I social network continuano a consolidarsi come punto di contatto chiave nella fase di ispirazione del viaggio e nella costruzione della notorietà e dell’affinità del brand. Oltre a essere una vetrina aspirazionale, sono diventati un canale strategico attraverso cui i viaggiatori scoprono destinazioni, validano decisioni e si connettono con le proposte alberghiere, grazie a contenuti autentici e credibili.

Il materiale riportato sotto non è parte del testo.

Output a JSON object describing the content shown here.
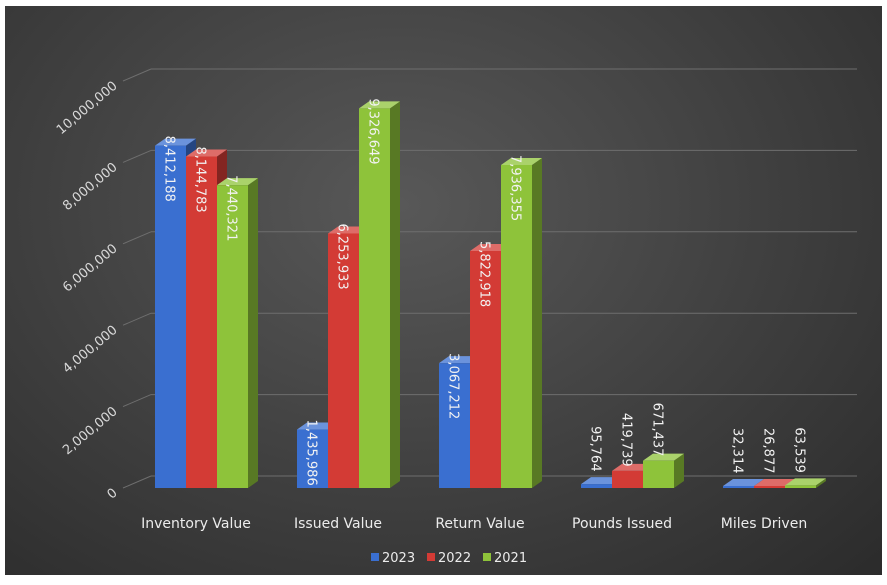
{
  "chart_data": {
    "type": "bar",
    "title": "",
    "xlabel": "",
    "ylabel": "",
    "ylim": [
      0,
      10000000
    ],
    "y_ticks": [
      "0",
      "2,000,000",
      "4,000,000",
      "6,000,000",
      "8,000,000",
      "10,000,000"
    ],
    "categories": [
      "Inventory Value",
      "Issued Value",
      "Return Value",
      "Pounds Issued",
      "Miles Driven"
    ],
    "series": [
      {
        "name": "2023",
        "color": "#3a6fd0",
        "values": [
          8412188,
          1435986,
          3067212,
          95764,
          32314
        ],
        "labels": [
          "8,412,188",
          "1,435,986",
          "3,067,212",
          "95,764",
          "32,314"
        ]
      },
      {
        "name": "2022",
        "color": "#d33b35",
        "values": [
          8144783,
          6253933,
          5822918,
          419739,
          26877
        ],
        "labels": [
          "8,144,783",
          "6,253,933",
          "5,822,918",
          "419,739",
          "26,877"
        ]
      },
      {
        "name": "2021",
        "color": "#8ec33a",
        "values": [
          7440321,
          9326649,
          7936355,
          671437,
          63539
        ],
        "labels": [
          "7,440,321",
          "9,326,649",
          "7,936,355",
          "671,437",
          "63,539"
        ]
      }
    ],
    "grid": true,
    "legend": "bottom",
    "style": "3d-column"
  }
}
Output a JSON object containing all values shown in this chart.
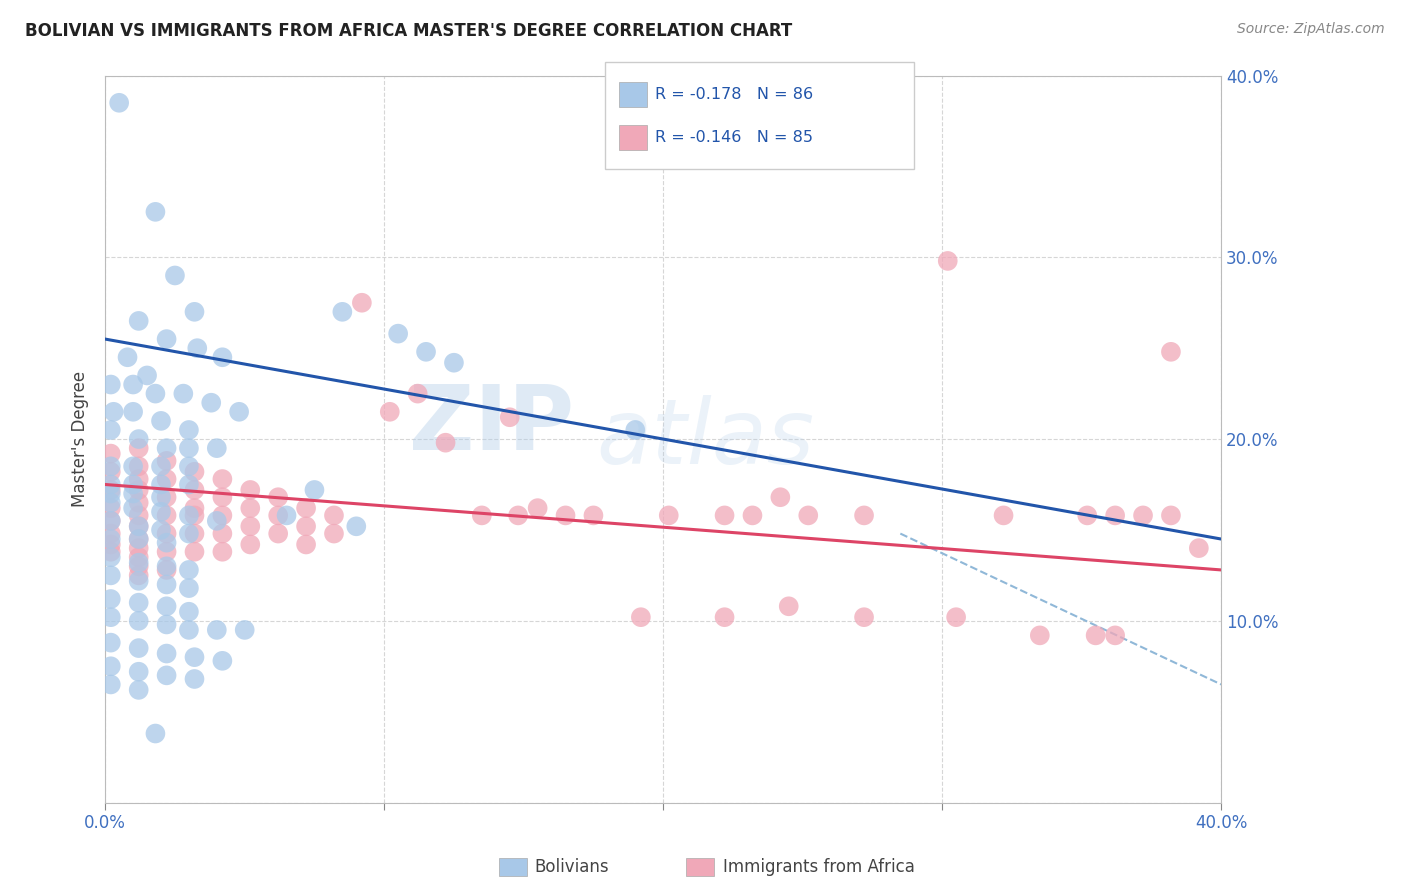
{
  "title": "BOLIVIAN VS IMMIGRANTS FROM AFRICA MASTER'S DEGREE CORRELATION CHART",
  "source": "Source: ZipAtlas.com",
  "ylabel": "Master's Degree",
  "xlim": [
    0.0,
    0.4
  ],
  "ylim": [
    0.0,
    0.4
  ],
  "blue_color": "#a8c8e8",
  "pink_color": "#f0a8b8",
  "blue_line_color": "#2255aa",
  "pink_line_color": "#dd4466",
  "dashed_line_color": "#90b8d8",
  "watermark": "ZIPatlas",
  "blue_line": {
    "x0": 0.0,
    "y0": 0.255,
    "x1": 0.4,
    "y1": 0.145
  },
  "pink_line": {
    "x0": 0.0,
    "y0": 0.175,
    "x1": 0.4,
    "y1": 0.128
  },
  "dash_line": {
    "x0": 0.285,
    "y0": 0.148,
    "x1": 0.4,
    "y1": 0.065
  },
  "blue_dots": [
    [
      0.005,
      0.385
    ],
    [
      0.018,
      0.325
    ],
    [
      0.025,
      0.29
    ],
    [
      0.032,
      0.27
    ],
    [
      0.012,
      0.265
    ],
    [
      0.022,
      0.255
    ],
    [
      0.033,
      0.25
    ],
    [
      0.042,
      0.245
    ],
    [
      0.008,
      0.245
    ],
    [
      0.015,
      0.235
    ],
    [
      0.002,
      0.23
    ],
    [
      0.01,
      0.23
    ],
    [
      0.018,
      0.225
    ],
    [
      0.028,
      0.225
    ],
    [
      0.038,
      0.22
    ],
    [
      0.048,
      0.215
    ],
    [
      0.003,
      0.215
    ],
    [
      0.01,
      0.215
    ],
    [
      0.02,
      0.21
    ],
    [
      0.03,
      0.205
    ],
    [
      0.002,
      0.205
    ],
    [
      0.012,
      0.2
    ],
    [
      0.022,
      0.195
    ],
    [
      0.03,
      0.195
    ],
    [
      0.04,
      0.195
    ],
    [
      0.002,
      0.185
    ],
    [
      0.01,
      0.185
    ],
    [
      0.02,
      0.185
    ],
    [
      0.03,
      0.185
    ],
    [
      0.002,
      0.175
    ],
    [
      0.01,
      0.175
    ],
    [
      0.02,
      0.175
    ],
    [
      0.03,
      0.175
    ],
    [
      0.002,
      0.17
    ],
    [
      0.01,
      0.17
    ],
    [
      0.02,
      0.168
    ],
    [
      0.002,
      0.165
    ],
    [
      0.01,
      0.162
    ],
    [
      0.02,
      0.16
    ],
    [
      0.03,
      0.158
    ],
    [
      0.04,
      0.155
    ],
    [
      0.002,
      0.155
    ],
    [
      0.012,
      0.152
    ],
    [
      0.02,
      0.15
    ],
    [
      0.03,
      0.148
    ],
    [
      0.002,
      0.145
    ],
    [
      0.012,
      0.145
    ],
    [
      0.022,
      0.143
    ],
    [
      0.002,
      0.135
    ],
    [
      0.012,
      0.132
    ],
    [
      0.022,
      0.13
    ],
    [
      0.03,
      0.128
    ],
    [
      0.002,
      0.125
    ],
    [
      0.012,
      0.122
    ],
    [
      0.022,
      0.12
    ],
    [
      0.03,
      0.118
    ],
    [
      0.002,
      0.112
    ],
    [
      0.012,
      0.11
    ],
    [
      0.022,
      0.108
    ],
    [
      0.03,
      0.105
    ],
    [
      0.002,
      0.102
    ],
    [
      0.012,
      0.1
    ],
    [
      0.022,
      0.098
    ],
    [
      0.03,
      0.095
    ],
    [
      0.04,
      0.095
    ],
    [
      0.05,
      0.095
    ],
    [
      0.002,
      0.088
    ],
    [
      0.012,
      0.085
    ],
    [
      0.022,
      0.082
    ],
    [
      0.032,
      0.08
    ],
    [
      0.042,
      0.078
    ],
    [
      0.002,
      0.075
    ],
    [
      0.012,
      0.072
    ],
    [
      0.022,
      0.07
    ],
    [
      0.032,
      0.068
    ],
    [
      0.002,
      0.065
    ],
    [
      0.012,
      0.062
    ],
    [
      0.085,
      0.27
    ],
    [
      0.105,
      0.258
    ],
    [
      0.115,
      0.248
    ],
    [
      0.125,
      0.242
    ],
    [
      0.19,
      0.205
    ],
    [
      0.075,
      0.172
    ],
    [
      0.065,
      0.158
    ],
    [
      0.09,
      0.152
    ],
    [
      0.018,
      0.038
    ]
  ],
  "pink_dots": [
    [
      0.002,
      0.192
    ],
    [
      0.002,
      0.182
    ],
    [
      0.002,
      0.172
    ],
    [
      0.002,
      0.162
    ],
    [
      0.002,
      0.155
    ],
    [
      0.002,
      0.148
    ],
    [
      0.002,
      0.142
    ],
    [
      0.002,
      0.138
    ],
    [
      0.012,
      0.195
    ],
    [
      0.012,
      0.185
    ],
    [
      0.012,
      0.178
    ],
    [
      0.012,
      0.172
    ],
    [
      0.012,
      0.165
    ],
    [
      0.012,
      0.158
    ],
    [
      0.012,
      0.152
    ],
    [
      0.012,
      0.145
    ],
    [
      0.012,
      0.14
    ],
    [
      0.012,
      0.135
    ],
    [
      0.012,
      0.13
    ],
    [
      0.012,
      0.125
    ],
    [
      0.022,
      0.188
    ],
    [
      0.022,
      0.178
    ],
    [
      0.022,
      0.168
    ],
    [
      0.022,
      0.158
    ],
    [
      0.022,
      0.148
    ],
    [
      0.022,
      0.138
    ],
    [
      0.022,
      0.128
    ],
    [
      0.032,
      0.182
    ],
    [
      0.032,
      0.172
    ],
    [
      0.032,
      0.162
    ],
    [
      0.032,
      0.158
    ],
    [
      0.032,
      0.148
    ],
    [
      0.032,
      0.138
    ],
    [
      0.042,
      0.178
    ],
    [
      0.042,
      0.168
    ],
    [
      0.042,
      0.158
    ],
    [
      0.042,
      0.148
    ],
    [
      0.042,
      0.138
    ],
    [
      0.052,
      0.172
    ],
    [
      0.052,
      0.162
    ],
    [
      0.052,
      0.152
    ],
    [
      0.052,
      0.142
    ],
    [
      0.062,
      0.168
    ],
    [
      0.062,
      0.158
    ],
    [
      0.062,
      0.148
    ],
    [
      0.072,
      0.162
    ],
    [
      0.072,
      0.152
    ],
    [
      0.072,
      0.142
    ],
    [
      0.082,
      0.158
    ],
    [
      0.082,
      0.148
    ],
    [
      0.092,
      0.275
    ],
    [
      0.102,
      0.215
    ],
    [
      0.112,
      0.225
    ],
    [
      0.122,
      0.198
    ],
    [
      0.135,
      0.158
    ],
    [
      0.145,
      0.212
    ],
    [
      0.148,
      0.158
    ],
    [
      0.155,
      0.162
    ],
    [
      0.165,
      0.158
    ],
    [
      0.175,
      0.158
    ],
    [
      0.202,
      0.158
    ],
    [
      0.222,
      0.158
    ],
    [
      0.232,
      0.158
    ],
    [
      0.242,
      0.168
    ],
    [
      0.252,
      0.158
    ],
    [
      0.272,
      0.158
    ],
    [
      0.302,
      0.298
    ],
    [
      0.322,
      0.158
    ],
    [
      0.352,
      0.158
    ],
    [
      0.362,
      0.158
    ],
    [
      0.362,
      0.092
    ],
    [
      0.372,
      0.158
    ],
    [
      0.382,
      0.158
    ],
    [
      0.392,
      0.14
    ],
    [
      0.192,
      0.102
    ],
    [
      0.222,
      0.102
    ],
    [
      0.245,
      0.108
    ],
    [
      0.272,
      0.102
    ],
    [
      0.305,
      0.102
    ],
    [
      0.335,
      0.092
    ],
    [
      0.355,
      0.092
    ],
    [
      0.382,
      0.248
    ]
  ]
}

Secondo il report, il 49% dei viaggiatori considera più utile su TikTok il contenuto che mostra esperienze personali reali e consigli pratici. Questa tendenza, nota come TikTokfluence, conferma che chi viaggia privilegia l’autenticità rispetto all’aspirazione e cerca riferimenti concreti che lo aiutino a decidere. In questo contesto, l’influencer marketing acquisisce peso come leva strategica: i content creator non solo ispirano ma apportano credibilità, rafforzano il posizionamento del brand e accompagnano il viaggiatore dalla fase di scoperta a quella di valutazione.
La stessa logica si applica nella pianificazione. Le esperienze si consolidano come uno dei principali motori del viaggio e influenzano sia la scelta della destinazione sia l’organizzazione della vacanza. Il 40% afferma di pianificare il proprio viaggio in funzione delle esperienze che desidera vivere in ciascuna area, privilegiando varietà e flessibilità.
In questo contesto, l’hotel amplia il proprio ruolo tradizionale per diventare un punto di partenza da cui scoprire il territorio.
Per il 43% degli intervistati, viaggiare significa disconnettersi dalla routine e riconnettersi con sé stessi, una tendenza identificata come The Whycation. Questo approccio ridefinisce l’esperienza di viaggio verso proposte più equilibrate e consapevoli, in cui il benessere diventa parte naturale del soggiorno. Più che accumulare attività, il viaggiatore privilegia fughe che offrano vero riposo e valore personale.
Nel 2026, il viaggio assume due grandi forme che convivono e si completano: l’esplorazione individuale e i momenti condivisi in famiglia. Due modi diversi di scoprire il mondo ma con lo stesso obiettivo: creare esperienze uniche e ricordi memorabili. I viaggi in solitaria restano una tendenza in crescita, reinventandosi oltre l’introspezione individuale per diventare anche un’opportunità di socializzare, conoscere nuove persone e vivere esperienze autentiche. Sotto la tendenza Solo Travel, che si consolida con forza tra i viaggiatori solitari, il 40% afferma che ciò che più valorizza è la disponibilità di servizi ed esperienze progettati per garantire comfort, autonomia ed efficienza individuale. D’altra parte, la contro-tendenza è rappresentata dai viaggi multigenerazionali, che diventano un’opportunità per rafforzare i legami familiari e dare priorità al tempo di qualità con i propri cari. Alla domanda “Con quale motivazione viaggi?”, il 77% afferma di viaggiare in famiglia per godere del tempo condiviso e creare ricordi duraturi, rafforzando l’idea che viaggiare insieme sia un investimento emotivo.
La gastronomia continua a essere un fattore decisivo nella scelta della destinazione, ma la sua rilevanza va oltre il gusto o l’innovazione. Il 40% dei viaggiatori afferma che la gastronomia è un fattore importante nella scelta della destinazione, poiché apprezza esperienze autentiche con prodotti locali e sostenibili, dove origine, prossimità e qualità degli ingredienti fanno la differenza. Questa tendenza, identificata come Heritage Ingredients, conferma che il lusso gastronomico non si misura più solo in termini di sofisticazione, ma nella storia che c’è dietro ogni prodotto e nel suo legame con il territorio. In questo contesto, il concetto di km 0 acquisisce maggiore importanza come simbolo di impegno verso il territorio, la stagionalità e la tracciabilità del prodotto.